For those who are unaware of it, Google finally decided to index the internet from the view of a smartphone instead of desktop. They started sending notifications via Google Search Console to inform the site owners about this shift. Today, Google claims that almost 50% of the websites have been shifted to mobile first indexing. Here’s a Google guide on how you can prepare for mobile first indexing.
Structured data. Google is putting a lot of emphasis on structured data & schema. From speakable markup for voice search related queries, a brand new indexing API for job posting schema to image search changes, various updates to recipe markup, new job posting guidelines, Q&A schema, live stream support, datasets schema, how to, QA, FAQs schema and so much more.
Other changes. Google not only introduced new schemas & API but also dropped support for the old ones like news meta tag, the standout tag and editors pick in Google news. This move was seen as an attempt to appear unbiased because all of the internet giants are facing allegation of partial treatment from a lot of publishers & users.
Personalization. As we mentioned earlier, the two internet giants Facebook and Google were accused of misusing personal data in 2018. However, Google said that they do not use personalization that much and it is limited to showing relevant local results. “BUT” the duck duck go founder says otherwise. He explained in a long Quora post that how Google misuses your personal data and how privacy becomes a myth when you use any of the Google products or services.
Google Search Console and other tools
Google launched a brand new search console in 2018. Just like most of their updates, they first launched the beta version of it and then removed the beta tag and fully launched it for everyone.

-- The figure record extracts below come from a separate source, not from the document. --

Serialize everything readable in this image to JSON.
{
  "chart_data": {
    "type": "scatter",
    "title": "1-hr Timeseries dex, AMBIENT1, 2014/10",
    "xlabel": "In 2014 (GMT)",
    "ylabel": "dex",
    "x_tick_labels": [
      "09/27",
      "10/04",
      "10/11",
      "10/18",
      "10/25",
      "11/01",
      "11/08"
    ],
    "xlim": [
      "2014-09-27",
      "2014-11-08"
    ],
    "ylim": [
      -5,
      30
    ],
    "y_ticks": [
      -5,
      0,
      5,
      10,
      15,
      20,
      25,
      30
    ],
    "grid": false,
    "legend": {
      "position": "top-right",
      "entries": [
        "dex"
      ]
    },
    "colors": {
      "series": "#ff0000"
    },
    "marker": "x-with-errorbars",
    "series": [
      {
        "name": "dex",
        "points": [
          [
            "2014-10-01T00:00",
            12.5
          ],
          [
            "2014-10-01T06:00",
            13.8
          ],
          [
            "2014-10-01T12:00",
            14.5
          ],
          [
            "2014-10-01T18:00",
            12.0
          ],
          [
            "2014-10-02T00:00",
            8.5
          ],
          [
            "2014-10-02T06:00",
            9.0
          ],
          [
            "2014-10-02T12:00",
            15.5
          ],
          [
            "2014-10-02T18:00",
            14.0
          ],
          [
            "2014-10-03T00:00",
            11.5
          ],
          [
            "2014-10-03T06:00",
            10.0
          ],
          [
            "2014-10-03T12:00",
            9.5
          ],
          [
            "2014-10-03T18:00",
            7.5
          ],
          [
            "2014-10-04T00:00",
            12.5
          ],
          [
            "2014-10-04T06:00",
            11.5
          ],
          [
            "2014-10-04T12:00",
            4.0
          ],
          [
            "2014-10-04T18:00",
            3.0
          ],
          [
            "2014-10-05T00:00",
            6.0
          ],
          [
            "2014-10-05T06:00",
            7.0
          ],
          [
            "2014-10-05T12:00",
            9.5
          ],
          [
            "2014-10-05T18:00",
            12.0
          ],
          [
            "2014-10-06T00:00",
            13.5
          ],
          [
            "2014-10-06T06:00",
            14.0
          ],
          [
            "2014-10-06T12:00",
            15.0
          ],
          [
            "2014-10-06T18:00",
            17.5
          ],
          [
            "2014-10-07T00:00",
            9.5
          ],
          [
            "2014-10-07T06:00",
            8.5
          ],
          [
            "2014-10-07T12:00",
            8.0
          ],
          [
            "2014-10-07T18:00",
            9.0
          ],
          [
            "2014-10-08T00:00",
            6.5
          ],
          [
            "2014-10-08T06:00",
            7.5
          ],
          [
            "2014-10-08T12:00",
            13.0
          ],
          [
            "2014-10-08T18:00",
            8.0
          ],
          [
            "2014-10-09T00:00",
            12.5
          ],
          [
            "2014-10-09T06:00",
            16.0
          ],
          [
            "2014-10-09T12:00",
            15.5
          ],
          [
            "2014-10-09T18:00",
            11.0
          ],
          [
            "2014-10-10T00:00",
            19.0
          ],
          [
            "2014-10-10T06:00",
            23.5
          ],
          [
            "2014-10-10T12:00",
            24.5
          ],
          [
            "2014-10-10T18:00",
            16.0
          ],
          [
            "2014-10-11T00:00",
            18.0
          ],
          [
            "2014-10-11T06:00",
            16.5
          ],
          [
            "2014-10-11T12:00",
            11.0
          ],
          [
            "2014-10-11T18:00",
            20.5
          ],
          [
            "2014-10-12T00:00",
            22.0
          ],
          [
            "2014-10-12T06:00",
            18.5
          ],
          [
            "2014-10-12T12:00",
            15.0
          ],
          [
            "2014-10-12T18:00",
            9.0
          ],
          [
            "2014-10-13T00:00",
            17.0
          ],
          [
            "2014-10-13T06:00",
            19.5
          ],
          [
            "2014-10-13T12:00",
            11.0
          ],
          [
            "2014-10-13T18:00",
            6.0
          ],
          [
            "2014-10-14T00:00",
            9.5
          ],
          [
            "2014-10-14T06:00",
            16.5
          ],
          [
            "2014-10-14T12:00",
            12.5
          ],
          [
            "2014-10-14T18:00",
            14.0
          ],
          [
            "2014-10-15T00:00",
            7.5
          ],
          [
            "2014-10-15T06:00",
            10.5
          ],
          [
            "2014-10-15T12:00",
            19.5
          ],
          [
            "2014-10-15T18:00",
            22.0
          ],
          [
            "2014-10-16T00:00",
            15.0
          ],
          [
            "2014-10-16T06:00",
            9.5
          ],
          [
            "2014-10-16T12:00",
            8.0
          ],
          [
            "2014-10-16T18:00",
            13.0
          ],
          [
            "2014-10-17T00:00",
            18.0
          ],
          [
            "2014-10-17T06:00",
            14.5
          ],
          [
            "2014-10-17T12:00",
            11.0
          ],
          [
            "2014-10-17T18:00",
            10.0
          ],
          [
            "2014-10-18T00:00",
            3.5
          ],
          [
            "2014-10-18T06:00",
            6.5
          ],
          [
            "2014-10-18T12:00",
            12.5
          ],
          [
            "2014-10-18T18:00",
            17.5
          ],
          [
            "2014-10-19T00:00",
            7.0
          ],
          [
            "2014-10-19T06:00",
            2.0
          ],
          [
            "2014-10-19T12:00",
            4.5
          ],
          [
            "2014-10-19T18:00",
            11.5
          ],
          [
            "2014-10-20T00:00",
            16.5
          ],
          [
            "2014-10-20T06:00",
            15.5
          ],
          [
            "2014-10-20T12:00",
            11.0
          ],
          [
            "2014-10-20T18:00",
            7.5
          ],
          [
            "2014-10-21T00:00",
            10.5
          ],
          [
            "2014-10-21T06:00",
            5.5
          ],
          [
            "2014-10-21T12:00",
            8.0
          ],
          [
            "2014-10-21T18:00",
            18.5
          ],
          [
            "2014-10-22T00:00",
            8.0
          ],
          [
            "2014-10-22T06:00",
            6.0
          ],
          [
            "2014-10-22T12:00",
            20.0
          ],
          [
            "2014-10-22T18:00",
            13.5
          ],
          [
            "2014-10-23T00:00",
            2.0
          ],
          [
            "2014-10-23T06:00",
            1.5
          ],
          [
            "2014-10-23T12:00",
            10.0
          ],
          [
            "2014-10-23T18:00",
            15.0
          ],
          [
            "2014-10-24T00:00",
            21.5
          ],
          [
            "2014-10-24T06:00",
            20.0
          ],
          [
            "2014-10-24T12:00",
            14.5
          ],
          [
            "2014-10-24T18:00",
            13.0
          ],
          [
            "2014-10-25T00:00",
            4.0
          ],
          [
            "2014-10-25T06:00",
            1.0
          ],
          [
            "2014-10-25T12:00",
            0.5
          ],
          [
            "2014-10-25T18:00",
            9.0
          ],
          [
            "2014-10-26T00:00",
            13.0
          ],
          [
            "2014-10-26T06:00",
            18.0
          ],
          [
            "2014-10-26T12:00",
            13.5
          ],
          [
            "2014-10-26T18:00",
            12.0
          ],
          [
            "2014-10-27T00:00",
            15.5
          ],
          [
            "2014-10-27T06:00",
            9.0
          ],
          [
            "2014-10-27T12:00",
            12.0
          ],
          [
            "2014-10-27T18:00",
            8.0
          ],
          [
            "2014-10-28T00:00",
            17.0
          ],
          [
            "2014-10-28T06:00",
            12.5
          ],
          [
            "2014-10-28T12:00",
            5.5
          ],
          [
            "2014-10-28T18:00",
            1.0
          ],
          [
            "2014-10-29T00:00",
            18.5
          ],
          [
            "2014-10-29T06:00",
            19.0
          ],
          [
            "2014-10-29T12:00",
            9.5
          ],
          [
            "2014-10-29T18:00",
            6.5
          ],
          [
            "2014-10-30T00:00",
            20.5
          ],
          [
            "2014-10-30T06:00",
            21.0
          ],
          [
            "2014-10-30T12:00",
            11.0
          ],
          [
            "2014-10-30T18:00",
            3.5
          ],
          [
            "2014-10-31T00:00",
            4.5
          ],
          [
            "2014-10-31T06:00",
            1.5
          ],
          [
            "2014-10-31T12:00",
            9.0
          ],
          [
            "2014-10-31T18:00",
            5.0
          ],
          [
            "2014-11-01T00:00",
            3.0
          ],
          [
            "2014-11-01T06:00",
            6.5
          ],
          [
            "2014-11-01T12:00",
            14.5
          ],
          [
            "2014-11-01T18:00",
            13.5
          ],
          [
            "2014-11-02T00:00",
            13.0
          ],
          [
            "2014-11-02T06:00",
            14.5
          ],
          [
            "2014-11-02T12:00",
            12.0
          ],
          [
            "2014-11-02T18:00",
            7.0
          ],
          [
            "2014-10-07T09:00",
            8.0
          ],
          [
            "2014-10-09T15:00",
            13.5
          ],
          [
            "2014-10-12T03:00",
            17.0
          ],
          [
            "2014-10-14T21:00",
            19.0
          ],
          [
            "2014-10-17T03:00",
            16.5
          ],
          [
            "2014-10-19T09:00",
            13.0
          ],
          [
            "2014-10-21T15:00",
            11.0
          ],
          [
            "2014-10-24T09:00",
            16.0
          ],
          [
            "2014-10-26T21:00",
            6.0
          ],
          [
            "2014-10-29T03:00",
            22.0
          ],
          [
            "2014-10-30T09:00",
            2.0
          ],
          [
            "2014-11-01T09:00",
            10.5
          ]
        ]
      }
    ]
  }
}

They also provided a way to import your old search console reports and data to the new one.
Google also started showing Search Console snapshots directly in the search results for site owners. They also changed the limits and quotas on crawling and indexing within search console, removed the ability to use the public URL submission tool & provided convenience to the site owners by automatically verifying them with their Google Analytics account.
Google also tested new form of domain properties for cross site reporting, added a number of reports for event listing, AMP, links, mobile usability and more. They also launched several tools in 2018, and one of the best from the lot was URL inspection tool.
This wonderful tool gives a snap shot of how Google sees your page. Pretty awesome, isn’t it? They also heard the demand of the SEO community and finally allowed us to view 16 months of historical data. Not only that but they also expanded the API to provide us with 25,000 rows of data.
Google Posts. Google spent a lot of time polishing Google Posts. They tested many UI around Google Posts on both desktop and mobile searches and also updated the My Business Console to enable Google Posts on the web or through the mobile app.
However, all these efforts from Google didn’t yield the type of results they were expecting since many local SEO experts said that the Google posts traffic and engagement level is on the decline.
Google My Business. Google not only updated the GMB API several times in the past year but also updated the GMB mobile app to allow business owners to manage their listing on the go. They added more insights data, analytics, branded searches, more query data and also launched an agency dashboard as well.
Mobile search and voice assistants
The increasing popularity of voice assistants has made many SEOs take keen interest in voice SEO. Although Google Home is considered the smartest one out there, but the competition is neck & neck since all the tech giants like Apple, Microsoft & Amazon have their own home assistants. But we can give credit to Google home for being the first home assistant that comes equipped with a display.
Google UI changes
Google rolled out a new design for desktop searches, discover feed & more results button for mobile and did many changes to UI.
They also increased and then decreased their snippet length, expanded the autocomplete predictions and started showing cameos of famous people in search results.
AMP. Coming to AMP, Google released a developer preview of showing the publisher URLs in search and not the Google AMP cache URL. They also launched AMP stories in search & a bunch of other AMP features.
Other big Google news
In other news, Google is finally closing down Google Plus after 7 years due to many security incidents.
Continuing from the last year, our client’s rankings haven’t had any major impact after rollout of these algorithm updates and continue to rise as we shift to 2019.